A serious ACI layer should treat computation as a living design problem. A cognitive service needs a membrane: who can call it, what it can remember, what it can change, and when it must stop. It needs metabolism: how much energy, money, data, and attention it consumes. It needs signaling: how it reports uncertainty, provenance, and conflict to neighboring services and to humans. It needs death: a way to retire a model, revoke a memory, or cut a connection that has become harmful.
The older lineage of augmentation fits naturally here. Engelbart treated computers as a way to increase the capacity of humans to approach complex problems, rather than remove humans from the problem [6]. Hutchins showed that real cognition often lives across crews, instruments, marks on paper, habits, and shared procedures [7]. ACI belongs in that lineage. It should make distributed cognition more capable without enclosing it inside one opaque provider, one model, or one metric.
Domain-proximal compute is a practical route toward that. In a lab, the model should know the instrument protocol and the uncertainty of the measurement. In a factory, it should learn why an operator slows a line before the alarm fires. In a city, it should respect jurisdiction, maintenance schedules, public accountability, and the right to contest a decision. These constraints are part of computation.
The central design question becomes: what is the right size of a cognitive unit?
Too large, and it becomes a black box that absorbs everything. Too small, and it cannot carry context. The interesting unit may be something like an organ: specialized enough to do real work, bounded enough to govern, connected enough to participate in a larger body.
ACI names this design problem. Generalist compute gave us foundation models. Domain-proximal compute can give us cognitive organs. Some will sit in clouds, some near instruments, some inside local institutions, some on devices, some in experimental substrates we do not yet know how to name. The goal is to place intelligence where it can act, be inspected, and remain answerable to the people whose worlds it enters.

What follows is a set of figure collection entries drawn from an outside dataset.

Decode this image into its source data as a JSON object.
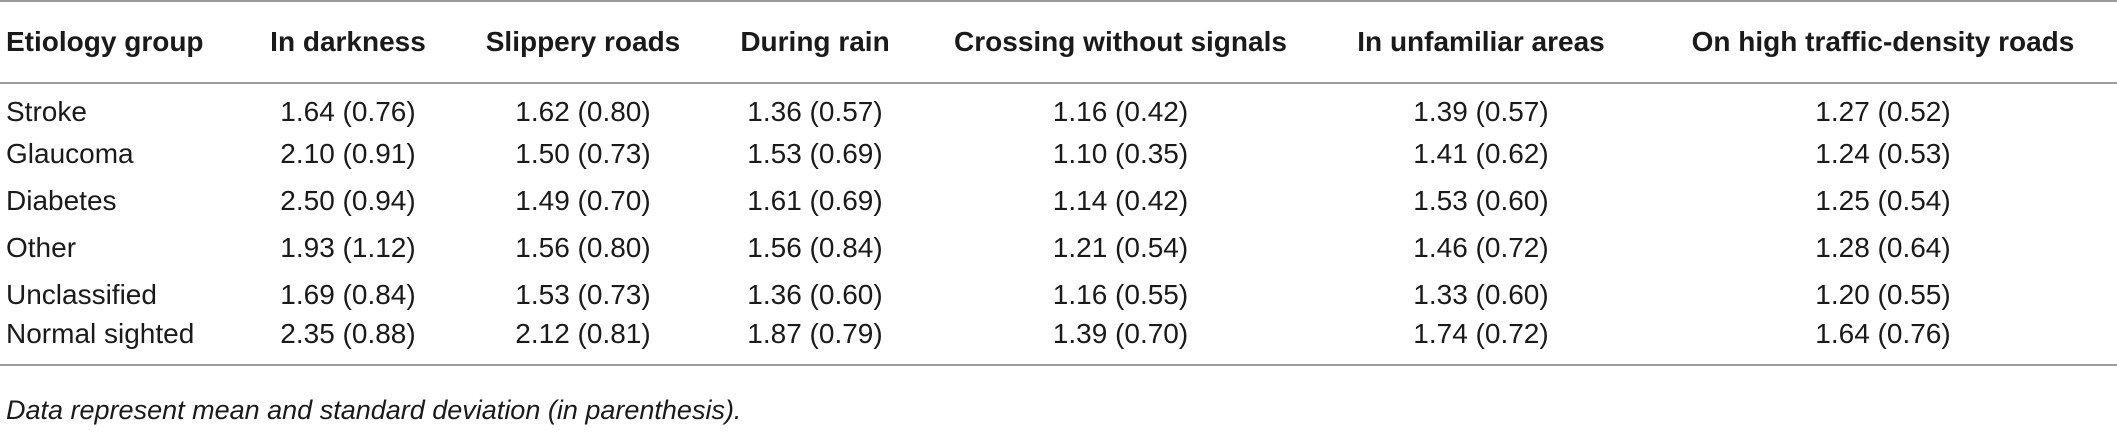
{
  "table": {
    "headers": [
      "Etiology group",
      "In darkness",
      "Slippery roads",
      "During rain",
      "Crossing without signals",
      "In unfamiliar areas",
      "On high traffic-density roads"
    ],
    "rows": [
      [
        "Stroke",
        "1.64 (0.76)",
        "1.62 (0.80)",
        "1.36 (0.57)",
        "1.16 (0.42)",
        "1.39 (0.57)",
        "1.27 (0.52)"
      ],
      [
        "Glaucoma",
        "2.10 (0.91)",
        "1.50 (0.73)",
        "1.53 (0.69)",
        "1.10 (0.35)",
        "1.41 (0.62)",
        "1.24 (0.53)"
      ],
      [
        "Diabetes",
        "2.50 (0.94)",
        "1.49 (0.70)",
        "1.61 (0.69)",
        "1.14 (0.42)",
        "1.53 (0.60)",
        "1.25 (0.54)"
      ],
      [
        "Other",
        "1.93 (1.12)",
        "1.56 (0.80)",
        "1.56 (0.84)",
        "1.21 (0.54)",
        "1.46 (0.72)",
        "1.28 (0.64)"
      ],
      [
        "Unclassified",
        "1.69 (0.84)",
        "1.53 (0.73)",
        "1.36 (0.60)",
        "1.16 (0.55)",
        "1.33 (0.60)",
        "1.20 (0.55)"
      ],
      [
        "Normal sighted",
        "2.35 (0.88)",
        "2.12 (0.81)",
        "1.87 (0.79)",
        "1.39 (0.70)",
        "1.74 (0.72)",
        "1.64 (0.76)"
      ]
    ]
  },
  "footnote": "Data represent mean and standard deviation (in parenthesis)."
}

The next test for AI is hard and concrete: can a computational system inherit skill without erasing the conditions that produced it?
References
[1] Jouppi, N. P., Young, C., Patil, N., Patterson, D., Agrawal, G., et al. (2017). “In-Datacenter Performance Analysis of a Tensor Processing Unit.” Proceedings of ISCA 2017. arXiv:1704.04760.
[2] Google Cloud announced eighth-generation TPUs split into training and inference variants in April 2026. See “Google Cloud announces eighth-generation TPUs, boasting AI training and inference leaps,” ITPro, 2026.
[3] NVIDIA. (2025). “NVIDIA Unveils Rubin CPX: A New Class of GPU Designed for Massive-Context Inference.” NVIDIA Newsroom, September 9, 2025.
[4] Heiney, K., Tufte, G., & Nichele, S. (2020). “On Artificial Life and Emergent Computation in Physical Substrates.” arXiv:2009.04518.
[5] Agüera y Arcas, B., Alakuijala, J., Evans, J., Laurie, B., Mordvintsev, A., Niklasson, E., Randazzo, E., & Versari, L. (2024). “Computational Life: How Well-formed, Self-replicating Programs Emerge from Simple Interaction.” arXiv:2406.19108.
[6] Engelbart, D. C. (1962). Augmenting Human Intellect: A Conceptual Framework. Stanford Research Institute.
[7] Hutchins, E. (1995). Cognition in the Wild. MIT Press.